Is Your Roof Angle Suitable For Solar?

To get a bit more precise into the measurement of whether or not solar is right for your home, the angle of your roof may play a small factor in the equation.

In a perfect situation, the angle of your roof matches the latitude of your location perfectly, so that you receive the maximum amount of sun exposure on your solar panels throughout the year.

The latitude of Los Angeles is approximately 34 degrees North.

Therefore, a solar panel facing south, angled at 34 degrees will produce the most solar power.

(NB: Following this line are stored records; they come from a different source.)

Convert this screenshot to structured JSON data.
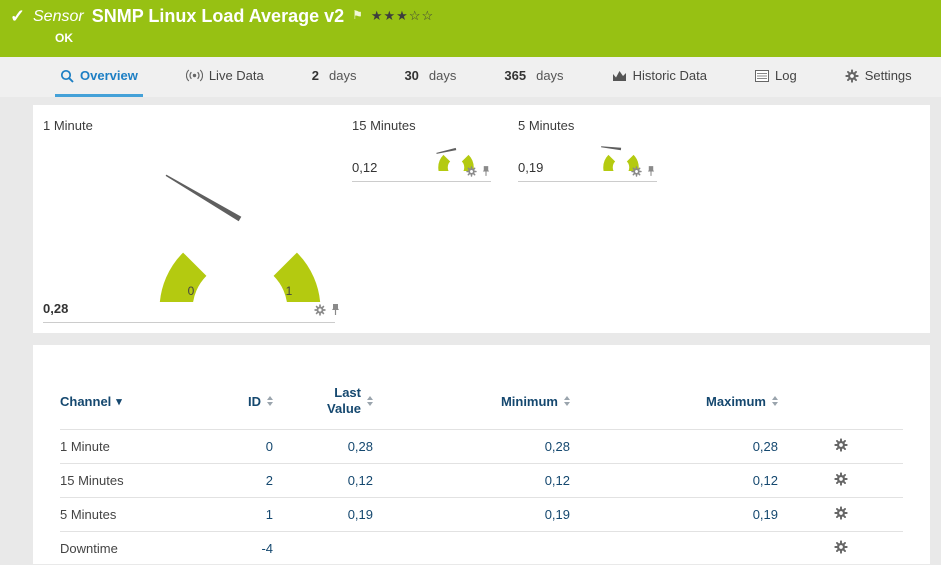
{
  "colors": {
    "header_green": "#97c113",
    "gauge_green": "#b4ca10",
    "tab_active_blue": "#1d7fc4",
    "table_navy": "#15486f"
  },
  "header": {
    "kind_label": "Sensor",
    "title": "SNMP Linux Load Average v2",
    "status": "OK",
    "rating_display": "★★★☆☆"
  },
  "tabs": {
    "overview": {
      "label": "Overview"
    },
    "live_data": {
      "label": "Live Data"
    },
    "d2": {
      "num": "2",
      "unit": "days"
    },
    "d30": {
      "num": "30",
      "unit": "days"
    },
    "d365": {
      "num": "365",
      "unit": "days"
    },
    "historic": {
      "label": "Historic Data"
    },
    "log": {
      "label": "Log"
    },
    "settings": {
      "label": "Settings"
    }
  },
  "gauges": [
    {
      "label": "1 Minute",
      "value_display": "0,28",
      "value": 0.28,
      "scale_min": "0",
      "scale_max": "1"
    },
    {
      "label": "15 Minutes",
      "value_display": "0,12",
      "value": 0.12
    },
    {
      "label": "5 Minutes",
      "value_display": "0,19",
      "value": 0.19
    }
  ],
  "table": {
    "headers": {
      "channel": "Channel",
      "id": "ID",
      "last_value": "Last Value",
      "minimum": "Minimum",
      "maximum": "Maximum"
    },
    "rows": [
      {
        "channel": "1 Minute",
        "id": "0",
        "last": "0,28",
        "min": "0,28",
        "max": "0,28"
      },
      {
        "channel": "15 Minutes",
        "id": "2",
        "last": "0,12",
        "min": "0,12",
        "max": "0,12"
      },
      {
        "channel": "5 Minutes",
        "id": "1",
        "last": "0,19",
        "min": "0,19",
        "max": "0,19"
      },
      {
        "channel": "Downtime",
        "id": "-4",
        "last": "",
        "min": "",
        "max": ""
      }
    ]
  }
}
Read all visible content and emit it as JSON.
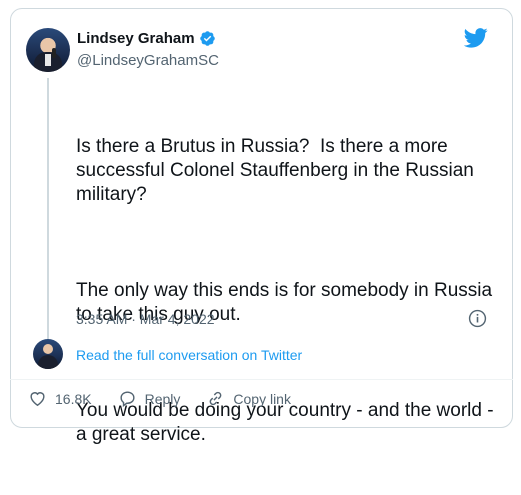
{
  "author": {
    "name": "Lindsey Graham",
    "handle": "@LindseyGrahamSC"
  },
  "tweet": {
    "paragraphs": [
      "Is there a Brutus in Russia?  Is there a more successful Colonel Stauffenberg in the Russian military?",
      "The only way this ends is for somebody in Russia to take this guy out.",
      "You would be doing your country - and the world - a great service."
    ],
    "timestamp": "3:35 AM · Mar 4, 2022"
  },
  "thread": {
    "read_full_label": "Read the full conversation on Twitter"
  },
  "actions": {
    "likes": "16.8K",
    "reply_label": "Reply",
    "copy_link_label": "Copy link"
  },
  "colors": {
    "accent": "#1d9bf0",
    "like": "#536471",
    "text": "#0f1419",
    "muted": "#536471"
  }
}
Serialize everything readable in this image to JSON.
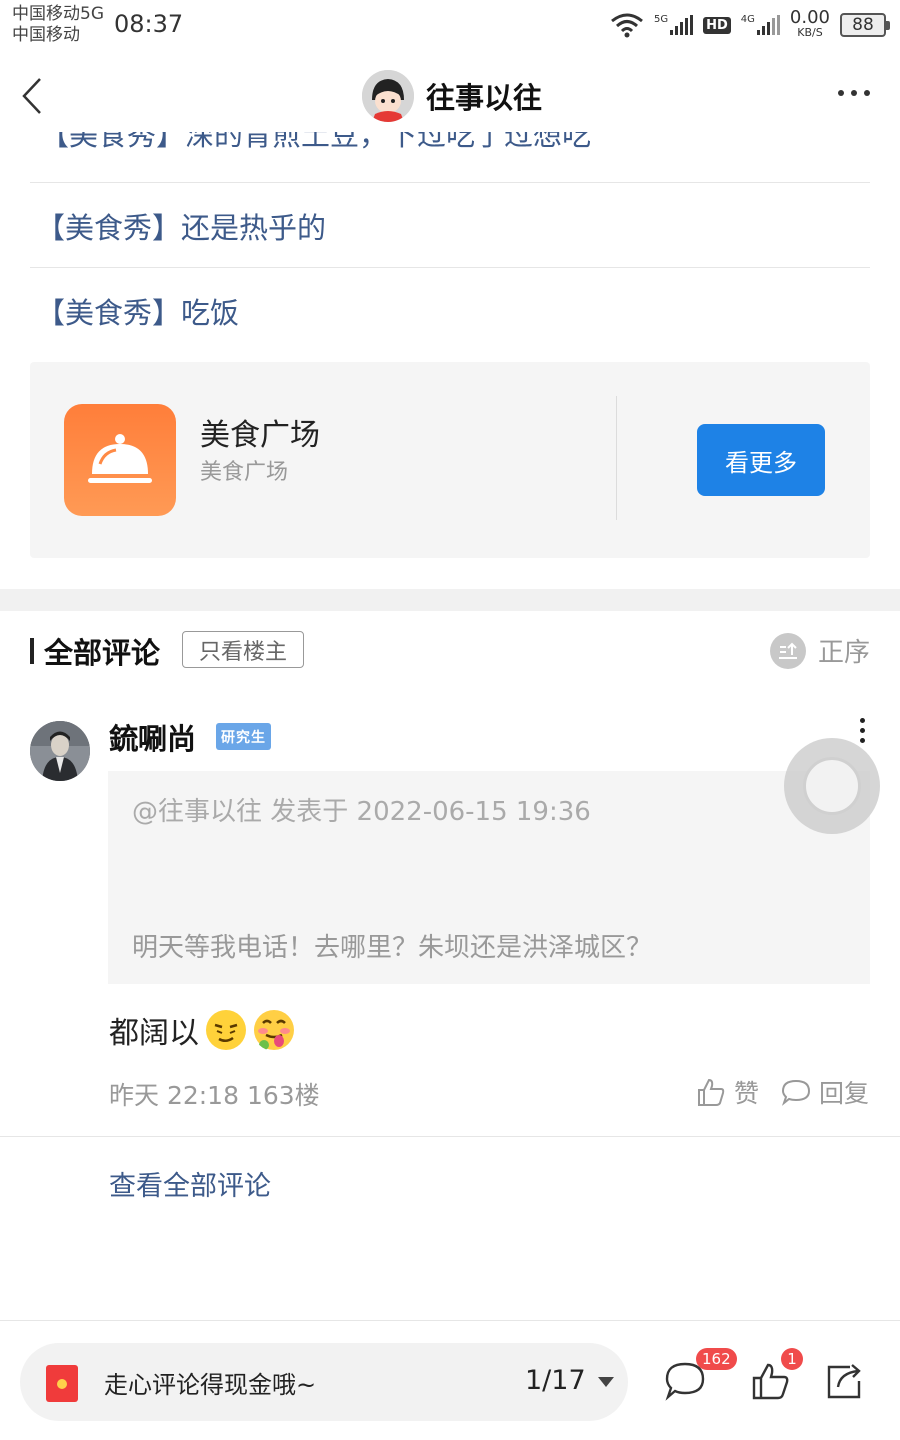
{
  "status_bar": {
    "carrier_1": "中国移动5G",
    "carrier_2": "中国移动",
    "time": "08:37",
    "net_5g": "5G",
    "hd": "HD",
    "net_4g": "4G",
    "speed_value": "0.00",
    "speed_unit": "KB/S",
    "battery": "88"
  },
  "header": {
    "title": "往事以往",
    "back_icon": "chevron-left-icon",
    "more_icon": "more-horizontal-icon"
  },
  "thread_list": {
    "cut_item": "【美食秀】深的青煎土豆，下过吃了过想吃",
    "items": [
      "【美食秀】还是热乎的",
      "【美食秀】吃饭"
    ]
  },
  "forum_card": {
    "name": "美食广场",
    "subtitle": "美食广场",
    "button": "看更多",
    "icon": "food-cloche-icon",
    "accent": "#1e82e6"
  },
  "comments_header": {
    "title": "全部评论",
    "only_host": "只看楼主",
    "sort": "正序"
  },
  "comment": {
    "username": "鋶唰尚",
    "badge": "研究生",
    "quote_meta": "@往事以往 发表于 2022-06-15 19:36",
    "quote_text": "明天等我电话！去哪里？朱坝还是洪泽城区？",
    "text": "都阔以",
    "time_floor": "昨天 22:18  163楼",
    "like_label": "赞",
    "reply_label": "回复"
  },
  "view_all": "查看全部评论",
  "bottom_bar": {
    "placeholder": "走心评论得现金哦~",
    "page_indicator": "1/17",
    "comment_count": "162",
    "like_count": "1",
    "badge_color": "#f04b4b"
  }
}
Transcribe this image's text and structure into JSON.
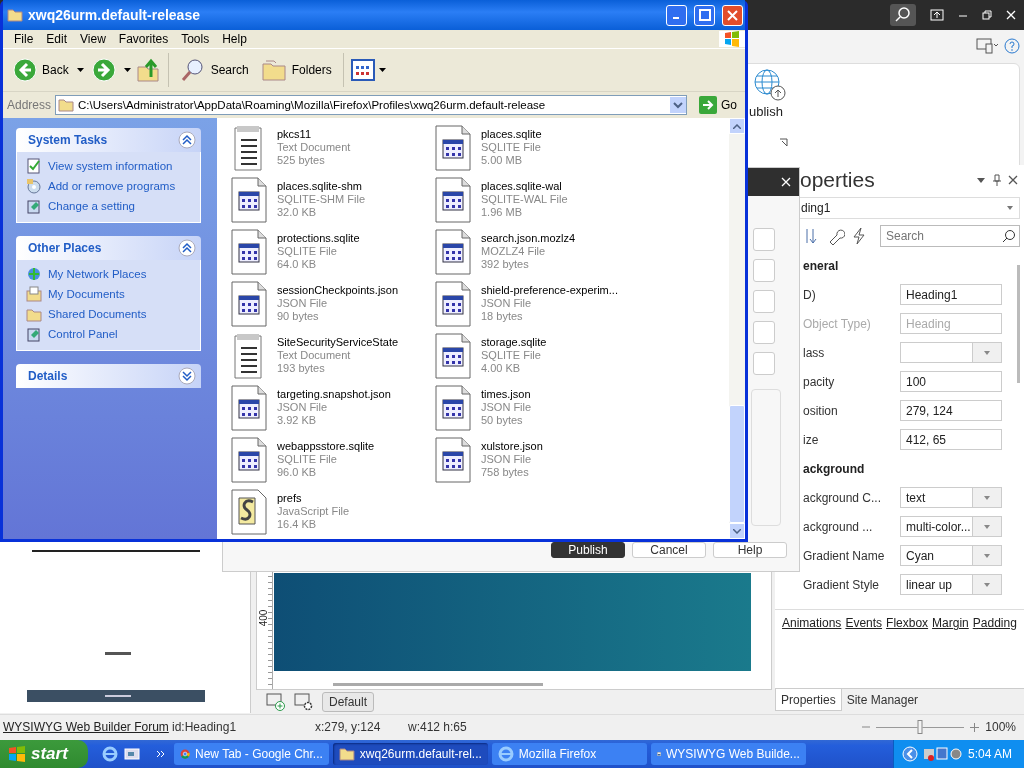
{
  "explorer": {
    "title": "xwq26urm.default-release",
    "menu": [
      "File",
      "Edit",
      "View",
      "Favorites",
      "Tools",
      "Help"
    ],
    "toolbar": {
      "back": "Back",
      "search": "Search",
      "folders": "Folders"
    },
    "address": {
      "label": "Address",
      "value": "C:\\Users\\Administrator\\AppData\\Roaming\\Mozilla\\Firefox\\Profiles\\xwq26urm.default-release",
      "go": "Go"
    },
    "panels": [
      {
        "title": "System Tasks",
        "expanded": true,
        "items": [
          {
            "label": "View system information",
            "kind": "info"
          },
          {
            "label": "Add or remove programs",
            "kind": "programs"
          },
          {
            "label": "Change a setting",
            "kind": "setting"
          }
        ]
      },
      {
        "title": "Other Places",
        "expanded": true,
        "items": [
          {
            "label": "My Network Places",
            "kind": "network"
          },
          {
            "label": "My Documents",
            "kind": "documents"
          },
          {
            "label": "Shared Documents",
            "kind": "folder"
          },
          {
            "label": "Control Panel",
            "kind": "setting"
          }
        ]
      },
      {
        "title": "Details",
        "expanded": false
      }
    ],
    "files": [
      {
        "name": "pkcs11",
        "type": "Text Document",
        "size": "525 bytes",
        "kind": "text"
      },
      {
        "name": "places.sqlite",
        "type": "SQLITE File",
        "size": "5.00 MB",
        "kind": "app"
      },
      {
        "name": "places.sqlite-shm",
        "type": "SQLITE-SHM File",
        "size": "32.0 KB",
        "kind": "app"
      },
      {
        "name": "places.sqlite-wal",
        "type": "SQLITE-WAL File",
        "size": "1.96 MB",
        "kind": "app"
      },
      {
        "name": "protections.sqlite",
        "type": "SQLITE File",
        "size": "64.0 KB",
        "kind": "app"
      },
      {
        "name": "search.json.mozlz4",
        "type": "MOZLZ4 File",
        "size": "392 bytes",
        "kind": "app"
      },
      {
        "name": "sessionCheckpoints.json",
        "type": "JSON File",
        "size": "90 bytes",
        "kind": "app"
      },
      {
        "name": "shield-preference-experim...",
        "type": "JSON File",
        "size": "18 bytes",
        "kind": "app"
      },
      {
        "name": "SiteSecurityServiceState",
        "type": "Text Document",
        "size": "193 bytes",
        "kind": "text"
      },
      {
        "name": "storage.sqlite",
        "type": "SQLITE File",
        "size": "4.00 KB",
        "kind": "app"
      },
      {
        "name": "targeting.snapshot.json",
        "type": "JSON File",
        "size": "3.92 KB",
        "kind": "app"
      },
      {
        "name": "times.json",
        "type": "JSON File",
        "size": "50 bytes",
        "kind": "app"
      },
      {
        "name": "webappsstore.sqlite",
        "type": "SQLITE File",
        "size": "96.0 KB",
        "kind": "app"
      },
      {
        "name": "xulstore.json",
        "type": "JSON File",
        "size": "758 bytes",
        "kind": "app"
      },
      {
        "name": "prefs",
        "type": "JavaScript File",
        "size": "16.4 KB",
        "kind": "script"
      }
    ]
  },
  "builder": {
    "ribbon": {
      "publish": "ublish"
    },
    "dialog": {
      "buttons": [
        {
          "label": "Publish",
          "kind": "primary"
        },
        {
          "label": "Cancel",
          "kind": "normal"
        },
        {
          "label": "Help",
          "kind": "normal"
        }
      ]
    },
    "properties": {
      "title": "operties",
      "object": "ding1",
      "search": {
        "placeholder": "Search"
      },
      "rows": [
        {
          "kind": "category",
          "label": "eneral"
        },
        {
          "kind": "text",
          "label": "D)",
          "value": "Heading1",
          "disabled": false
        },
        {
          "kind": "text",
          "label": "Object Type)",
          "value": "Heading",
          "disabled": true
        },
        {
          "kind": "dropdown",
          "label": "lass"
        },
        {
          "kind": "text",
          "label": "pacity",
          "value": "100",
          "disabled": false
        },
        {
          "kind": "text",
          "label": "osition",
          "value": "279, 124",
          "disabled": false
        },
        {
          "kind": "text",
          "label": "ize",
          "value": "412, 65",
          "disabled": false
        },
        {
          "kind": "category",
          "label": "ackground"
        },
        {
          "kind": "dropdown",
          "label": "ackground C...",
          "value": "text"
        },
        {
          "kind": "dropdown",
          "label": "ackground ...",
          "value": "multi-color..."
        },
        {
          "kind": "dropdown",
          "label": "Gradient Name",
          "value": "Cyan"
        },
        {
          "kind": "dropdown",
          "label": "Gradient Style",
          "value": "linear up"
        }
      ],
      "links": [
        "Animations",
        "Events",
        "Flexbox",
        "Margin",
        "Padding"
      ],
      "tabs": [
        {
          "label": "Properties",
          "selected": true
        },
        {
          "label": "Site Manager",
          "selected": false
        }
      ]
    },
    "canvas": {
      "ruler_label": "400",
      "page_button": "Default"
    },
    "status_bar": {
      "link": "WYSIWYG Web Builder Forum",
      "id": "id:Heading1",
      "position": "x:279, y:124",
      "size": "w:412 h:65",
      "zoom": {
        "level": 0.5,
        "reading": "100%"
      }
    }
  },
  "taskbar": {
    "start": "start",
    "tasks": [
      {
        "label": "New Tab - Google Chr...",
        "kind": "chrome",
        "selected": false
      },
      {
        "label": "xwq26urm.default-rel...",
        "kind": "folder",
        "selected": true
      },
      {
        "label": "Mozilla Firefox",
        "kind": "ie",
        "selected": false
      },
      {
        "label": "WYSIWYG Web Builde...",
        "kind": "builder",
        "selected": false
      }
    ],
    "clock": "5:04 AM"
  }
}
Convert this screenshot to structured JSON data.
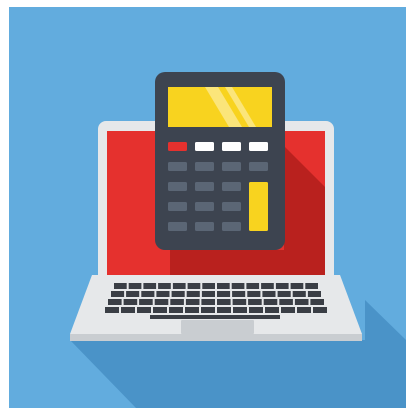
{
  "illustration": {
    "subject": "laptop-with-calculator",
    "colors": {
      "background": "#62ACDE",
      "long_shadow": "#4A93C8",
      "laptop_body": "#E6E8EA",
      "laptop_body_shade": "#C9CDD1",
      "laptop_screen": "#E5312E",
      "screen_shadow": "#B9211E",
      "keyboard_key": "#3A3E45",
      "touchpad": "#C9CDD1",
      "calculator_body": "#3D4450",
      "calculator_display": "#F8D31F",
      "calculator_display_glare": "#FBE57A",
      "calculator_key": "#5B6675",
      "calculator_key_white": "#FFFFFF",
      "calculator_key_red": "#E5312E",
      "calculator_key_yellow": "#F8D31F"
    }
  }
}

The typical angle, or pitch of a roof, in the United States generally falls between 24 degrees and 38 degrees. As the latitude of Los Angeles fits right into that range, this means that generally, most standard roof pitches are good for solar.

Of course, not all roofs are made equal. Some roofs are flat.

Don’t get it twisted, though.

Flat roofs do not prevent a homeowner from going solar, as solar panels can be installed and raised to the best angle to receive sunlight.

If your roof is not a good material for solar, does not face the right direction, or is covered by shade, there is always an option for a mounted system somewhere else on the property.

A ground-mounted solar system makes it possible to generate solar power for a house that does not have a roof that is suitable for solar energy.

Get a Solar Evaluation

If you have read all of this information and tested a few online solar panel suitability checkers and still wonder, “is my house good for solar?”, then it may be time to talk to an expert.

Getting a full, professional solar evaluation is truly the best way to learn if you can have solar panels on your roof.

Whereas solar companies are highly competitive in a booming industry, it is always important to get multiple opinions on the cost and size of the solar panel system for your roof.

This should go without saying, but…

Electricity can be very dangerous.

If you are planning on installing solar panels yourself, it is also advised to speak to a master electrician or solar expert before wiring everything together.

Ultimately, if you want to know if your roof is good for solar check for these few things:

Even if your roof isn’t perfect, there is a pretty good chance that it is still a good candidate for solar.